In many areas the response to removal of detailed rules from statutory regulation has been to reintroduce them into subsidiary rules, such as codes of practice, guidance and (inter)national standards. This approach is also discernible in areas new to regulation, such as safety management systems. What do we gain from this? How does this interact with the issue of public trust in the regulator and the regulations? In the area of biotechnology and food safety, this has been a problem recently.

The quality of regulatory staff needs to match these high demands, presenting problems for recruitment, training and retention of staff. There are also difficult issues related to the asymmetry of information between the regulator and the regulated and the relationship and communication between them. Is the role of the regulator advisory, inquisitorial, punitive, prescriptive, proactive, reactive, or what combination of these in relation to what characteristics of the technology, industry and organization to be regulated? How independent can and should the regulator be from the technology being regulated?

Each country, industry and technology has its own experience in this broad field. There are few agreed and accepted paradigms about how regulators and regulated should interact in the field of risk regulation. The workshop aimed to bring together researchers and practitioners from a wide range of these areas, with a particular emphasis on new and rapidly developing technologies such as transport, health care, food and information-communication-technology (ICT). The aim was not to focus on the regulations, but on the regulators and their interaction with the regulated. Participants were looking for evidence of success and failure, and more fundamentally the criteria against which we should be measuring success and failure.

Open questions discussed in the workshop:

  • Why do we need regulation?

  • What are the various forms or processes of regulation, and which appear to be successful and which not? (Detailed standards, self regulation, insurance based regulation, certification, etc.).

  • How does regulation work in practice?

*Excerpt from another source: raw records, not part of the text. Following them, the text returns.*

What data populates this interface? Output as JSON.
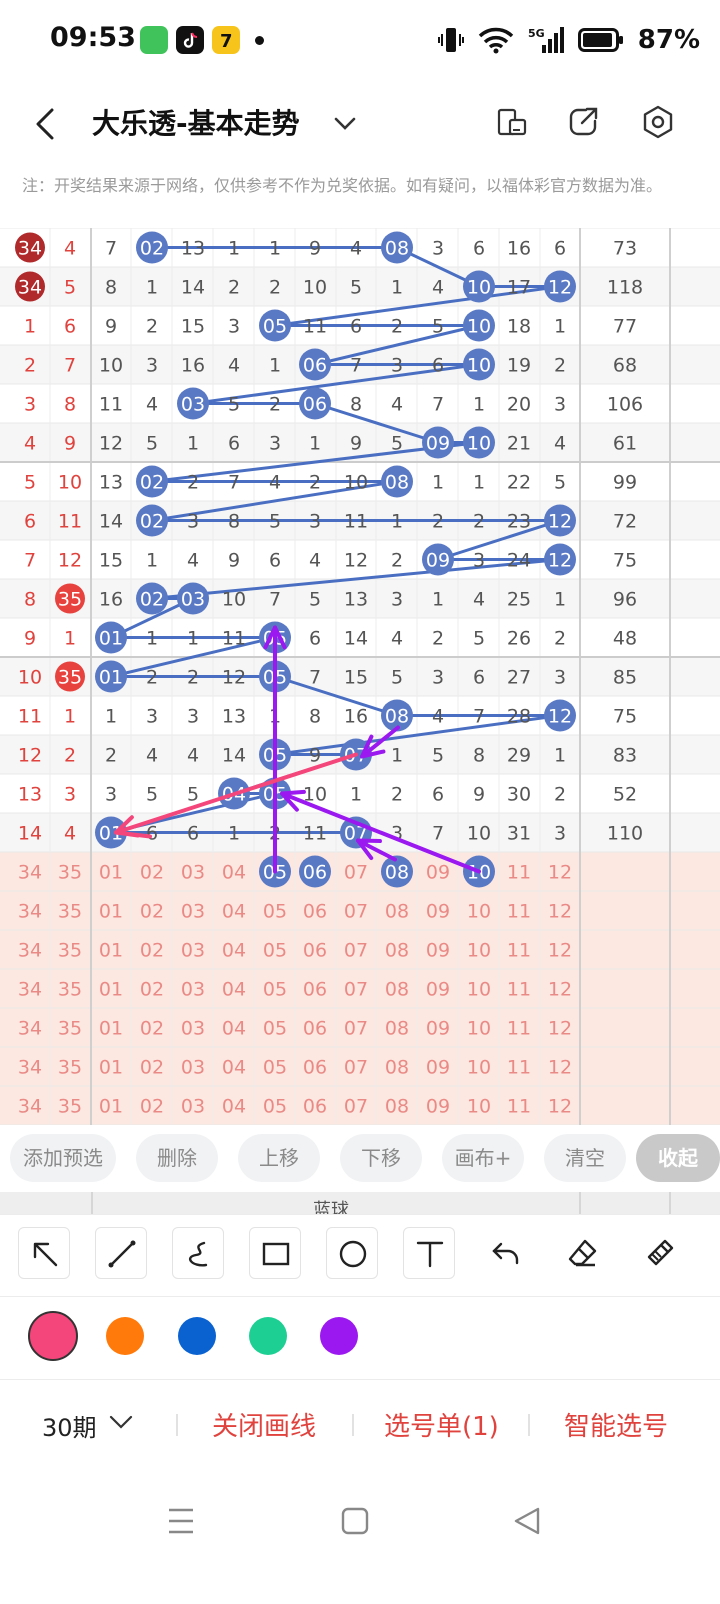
{
  "status_bar": {
    "time": "09:53",
    "battery": "87%",
    "network": "5G"
  },
  "header": {
    "title": "大乐透-基本走势"
  },
  "notice": "注：开奖结果来源于网络，仅供参考不作为兑奖依据。如有疑问，以福体彩官方数据为准。",
  "chart_data": {
    "type": "table",
    "colors": {
      "ball": "#5a79c5",
      "line": "#4a6fc2",
      "red_ball": "#b0292b",
      "red_text": "#e0433e",
      "pink_row": "#fde8e1",
      "blue_text": "#e98a86"
    },
    "rows": [
      {
        "a": "34",
        "b": "4",
        "c": [
          "7",
          "02",
          "13",
          "1",
          "1",
          "9",
          "4",
          "08",
          "3",
          "6",
          "16",
          "6"
        ],
        "s": "73",
        "ar": true,
        "balls": [
          1,
          7
        ]
      },
      {
        "a": "34",
        "b": "5",
        "c": [
          "8",
          "1",
          "14",
          "2",
          "2",
          "10",
          "5",
          "1",
          "4",
          "10",
          "17",
          "12"
        ],
        "s": "118",
        "ar": true,
        "balls": [
          9,
          11
        ]
      },
      {
        "a": "1",
        "b": "6",
        "c": [
          "9",
          "2",
          "15",
          "3",
          "05",
          "11",
          "6",
          "2",
          "5",
          "10",
          "18",
          "1"
        ],
        "s": "77",
        "balls": [
          4,
          9
        ]
      },
      {
        "a": "2",
        "b": "7",
        "c": [
          "10",
          "3",
          "16",
          "4",
          "1",
          "06",
          "7",
          "3",
          "6",
          "10",
          "19",
          "2"
        ],
        "s": "68",
        "balls": [
          5,
          9
        ]
      },
      {
        "a": "3",
        "b": "8",
        "c": [
          "11",
          "4",
          "03",
          "5",
          "2",
          "06",
          "8",
          "4",
          "7",
          "1",
          "20",
          "3"
        ],
        "s": "106",
        "balls": [
          2,
          5
        ]
      },
      {
        "a": "4",
        "b": "9",
        "c": [
          "12",
          "5",
          "1",
          "6",
          "3",
          "1",
          "9",
          "5",
          "09",
          "10",
          "21",
          "4"
        ],
        "s": "61",
        "balls": [
          8,
          9
        ]
      },
      {
        "a": "5",
        "b": "10",
        "c": [
          "13",
          "02",
          "2",
          "7",
          "4",
          "2",
          "10",
          "08",
          "1",
          "1",
          "22",
          "5"
        ],
        "s": "99",
        "balls": [
          1,
          7
        ]
      },
      {
        "a": "6",
        "b": "11",
        "c": [
          "14",
          "02",
          "3",
          "8",
          "5",
          "3",
          "11",
          "1",
          "2",
          "2",
          "23",
          "12"
        ],
        "s": "72",
        "balls": [
          1,
          11
        ]
      },
      {
        "a": "7",
        "b": "12",
        "c": [
          "15",
          "1",
          "4",
          "9",
          "6",
          "4",
          "12",
          "2",
          "09",
          "3",
          "24",
          "12"
        ],
        "s": "75",
        "balls": [
          8,
          11
        ]
      },
      {
        "a": "8",
        "b": "35",
        "c": [
          "16",
          "02",
          "03",
          "10",
          "7",
          "5",
          "13",
          "3",
          "1",
          "4",
          "25",
          "1"
        ],
        "s": "96",
        "br": true,
        "balls": [
          1,
          2
        ]
      },
      {
        "a": "9",
        "b": "1",
        "c": [
          "01",
          "1",
          "1",
          "11",
          "05",
          "6",
          "14",
          "4",
          "2",
          "5",
          "26",
          "2"
        ],
        "s": "48",
        "balls": [
          0,
          4
        ]
      },
      {
        "a": "10",
        "b": "35",
        "c": [
          "01",
          "2",
          "2",
          "12",
          "05",
          "7",
          "15",
          "5",
          "3",
          "6",
          "27",
          "3"
        ],
        "s": "85",
        "br": true,
        "balls": [
          0,
          4
        ]
      },
      {
        "a": "11",
        "b": "1",
        "c": [
          "1",
          "3",
          "3",
          "13",
          "1",
          "8",
          "16",
          "08",
          "4",
          "7",
          "28",
          "12"
        ],
        "s": "75",
        "balls": [
          7,
          11
        ]
      },
      {
        "a": "12",
        "b": "2",
        "c": [
          "2",
          "4",
          "4",
          "14",
          "05",
          "9",
          "07",
          "1",
          "5",
          "8",
          "29",
          "1"
        ],
        "s": "83",
        "balls": [
          4,
          6
        ]
      },
      {
        "a": "13",
        "b": "3",
        "c": [
          "3",
          "5",
          "5",
          "04",
          "05",
          "10",
          "1",
          "2",
          "6",
          "9",
          "30",
          "2"
        ],
        "s": "52",
        "balls": [
          3,
          4
        ]
      },
      {
        "a": "14",
        "b": "4",
        "c": [
          "01",
          "6",
          "6",
          "1",
          "2",
          "11",
          "07",
          "3",
          "7",
          "10",
          "31",
          "3"
        ],
        "s": "110",
        "balls": [
          0,
          6
        ]
      }
    ],
    "pick_rows": [
      {
        "a": "34",
        "b": "35",
        "c": [
          "01",
          "02",
          "03",
          "04",
          "05",
          "06",
          "07",
          "08",
          "09",
          "10",
          "11",
          "12"
        ],
        "balls": [
          4,
          5,
          7,
          9
        ]
      },
      {
        "a": "34",
        "b": "35",
        "c": [
          "01",
          "02",
          "03",
          "04",
          "05",
          "06",
          "07",
          "08",
          "09",
          "10",
          "11",
          "12"
        ],
        "balls": []
      },
      {
        "a": "34",
        "b": "35",
        "c": [
          "01",
          "02",
          "03",
          "04",
          "05",
          "06",
          "07",
          "08",
          "09",
          "10",
          "11",
          "12"
        ],
        "balls": []
      },
      {
        "a": "34",
        "b": "35",
        "c": [
          "01",
          "02",
          "03",
          "04",
          "05",
          "06",
          "07",
          "08",
          "09",
          "10",
          "11",
          "12"
        ],
        "balls": []
      },
      {
        "a": "34",
        "b": "35",
        "c": [
          "01",
          "02",
          "03",
          "04",
          "05",
          "06",
          "07",
          "08",
          "09",
          "10",
          "11",
          "12"
        ],
        "balls": []
      },
      {
        "a": "34",
        "b": "35",
        "c": [
          "01",
          "02",
          "03",
          "04",
          "05",
          "06",
          "07",
          "08",
          "09",
          "10",
          "11",
          "12"
        ],
        "balls": []
      },
      {
        "a": "34",
        "b": "35",
        "c": [
          "01",
          "02",
          "03",
          "04",
          "05",
          "06",
          "07",
          "08",
          "09",
          "10",
          "11",
          "12"
        ],
        "balls": []
      }
    ]
  },
  "actions": [
    "添加预选",
    "删除",
    "上移",
    "下移",
    "画布+",
    "清空",
    "收起"
  ],
  "section_label": "蓝球",
  "tools": [
    "arrow-tool",
    "line-tool",
    "curve-tool",
    "rect-tool",
    "circle-tool",
    "text-tool",
    "undo-tool",
    "eraser-tool",
    "clear-brush-tool"
  ],
  "palette": [
    "#f4467a",
    "#ff7a0a",
    "#0a62d1",
    "#1ecf93",
    "#9b19f0"
  ],
  "footer": {
    "period": "30期",
    "close_draw": "关闭画线",
    "selection": "选号单(1)",
    "smart_pick": "智能选号"
  }
}
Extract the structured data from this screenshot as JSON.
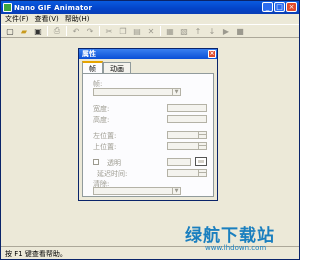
{
  "window": {
    "title": "Nano GIF Animator"
  },
  "menu": [
    "文件(F)",
    "查看(V)",
    "帮助(H)"
  ],
  "toolbar": {
    "icons": [
      {
        "name": "new-icon",
        "glyph": "▢"
      },
      {
        "name": "open-icon",
        "glyph": "▰"
      },
      {
        "name": "save-icon",
        "glyph": "▣"
      },
      {
        "name": "print-icon",
        "glyph": "⎙"
      },
      {
        "name": "undo-icon",
        "glyph": "↶"
      },
      {
        "name": "redo-icon",
        "glyph": "↷"
      },
      {
        "name": "cut-icon",
        "glyph": "✂"
      },
      {
        "name": "copy-icon",
        "glyph": "❐"
      },
      {
        "name": "paste-icon",
        "glyph": "▤"
      },
      {
        "name": "delete-icon",
        "glyph": "✕"
      },
      {
        "name": "frame-add-icon",
        "glyph": "▦"
      },
      {
        "name": "frame-import-icon",
        "glyph": "▧"
      },
      {
        "name": "move-up-icon",
        "glyph": "↑"
      },
      {
        "name": "move-down-icon",
        "glyph": "↓"
      },
      {
        "name": "play-icon",
        "glyph": "▶"
      },
      {
        "name": "stop-icon",
        "glyph": "■"
      }
    ]
  },
  "dialog": {
    "title": "属性",
    "tabs": [
      "帧",
      "动画"
    ],
    "fields": {
      "frame_label": "帧:",
      "width_label": "宽度:",
      "height_label": "高度:",
      "left_label": "左位置:",
      "top_label": "上位置:",
      "transparent_label": "透明",
      "delay_label": "延迟时间:",
      "dispose_label": "清除:"
    }
  },
  "status": {
    "text": "按 F1 键查看帮助。"
  },
  "watermark": {
    "text": "绿航下载站",
    "url": "www.lhdown.com"
  }
}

How do the regulators interact with the regulated? How happy are the regulator and the regulated with different approaches?

  • Who regulates (external, internal, and self-regulation), who exactly is regulated (employers; corporate boards; share-holders?), and who regulates the regulators?

  • Where do we need what regulation (what industries, technologies, cultures)? When is a particular approach to regulation effective as an export to different cultures? How do we need to categorise industries, technologies and cultures in order to recognise which are similar in this respect?

  • When do we need to change our approach to regulation of a particular activity, and can it keep up with advancing technology and increasing public concerns over risks?

  • So what? — Is it working, or do we need a different approach for the 21st century? How do we regulate new and emerging industries (for instance food and transgenics, ICT)?

Workshop organizers

  • Andrew Hale, TU Delft

  • Barry Kirwan, Eurocontrol

Workshop participants
Participants in the 2000 NeTWork workshop


Outputs

The papers presented during the 2000 workshop, and the ensuing discussion, led to the publication of a book titled Changing Regulation — Controlling risks in society.

Kirwan, B., Hale, A. & Hopkins, A. (Eds) 2002. Changing Regulation — Controlling risks in society. Amsterdam: Elsevier. ISBN: 978-0080441269.